Public defence in Measurement Science and Technology, M.Sc. Mikhail Korpusenko

Characterization of room-temperature primary optical standard in visible and ultraviolet spectral ranges.
- Public defence from the Aalto University School of Electrical Engineering, Department of Information and Communications Engineering
Doctoral hat floating above a speaker's podium with a microphone

The title of the thesis: Characterization of Predictable Quantum Efficient Detector

Doctoral student: M.Sc. Mikhail Korpusenko
Opponent: Dr. Howard W. Yoon, National Institute of Standards and Technology, United States
Custos: Prof. Erkki Ikonen, Aalto University School of Electrical Engineering, Department of Information and Communications Engineering 

Accurate absolute optical power measurements are highly demanded in industry and science. To provide reliable and traceable measurements users must calibrate their detectors and instruments with the help of calibration laboratories or National Metrology Institutes (NMIs). NMIs execute such calibrations against their reference detectors. The first (and most reliable) detector in traceability chain is known as primary optical standard. For decades, NMIs used Helium cooled thermal detector known as Absolute Cryogenic Radiometer (ACR) as a primary standard. Usage of ACR is challenging due to necessity of cooling it down to liquid helium temperature that makes it difficult to perform all possible calibration against ACR. To simplify calibrations in visible spectral range NMIs developed a new room temperature detector. It was proved that silicon trap detector based on induced junction photodiodes can have responsivity as good as ACR. Due to their stability and predictable responsivity these detectors were called Predictable Quantum Efficient Detectors (PQED). PQED was extensively studied in the past in visible range but usage of it in near infrared and ultraviolet ranges was complicated due to unknown responsivity deviations from predictable level. 

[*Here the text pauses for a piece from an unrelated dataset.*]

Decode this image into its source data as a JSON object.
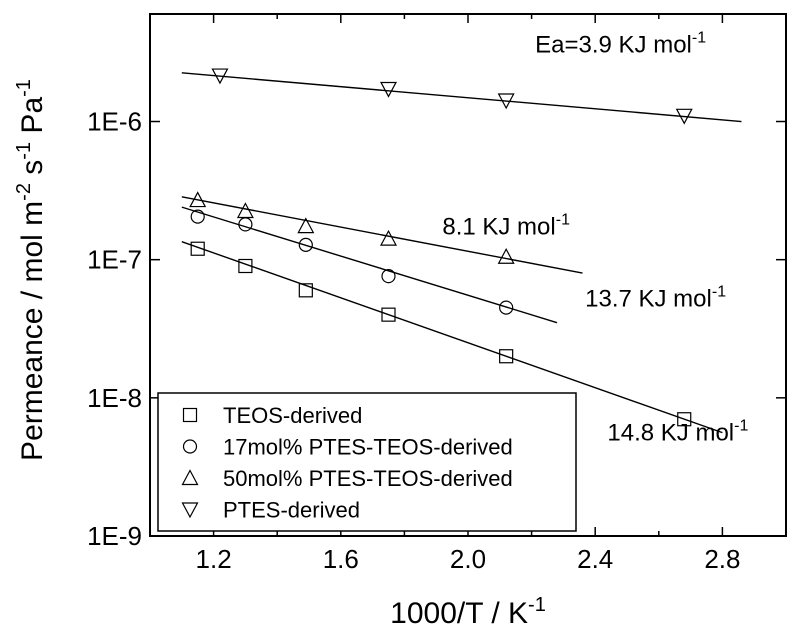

This work aimed to characterize PQED in long visible and ultraviolet range to extend responsivity predictability of PQED. Measurements done at the border of visible and near infrared range show that PQEDs can be used as primary standards up to 800 nm. It gives motivation for further characterization of PQEDs at higher wavelengths up to a limit of silicon responsivity range. 

For the first time, PQED responsivity was extensively studied in the UV range. It is a first and major step for PQED becoming a primary standard at UV wavelengths which will be independent of comparison measurements against thermal detectors.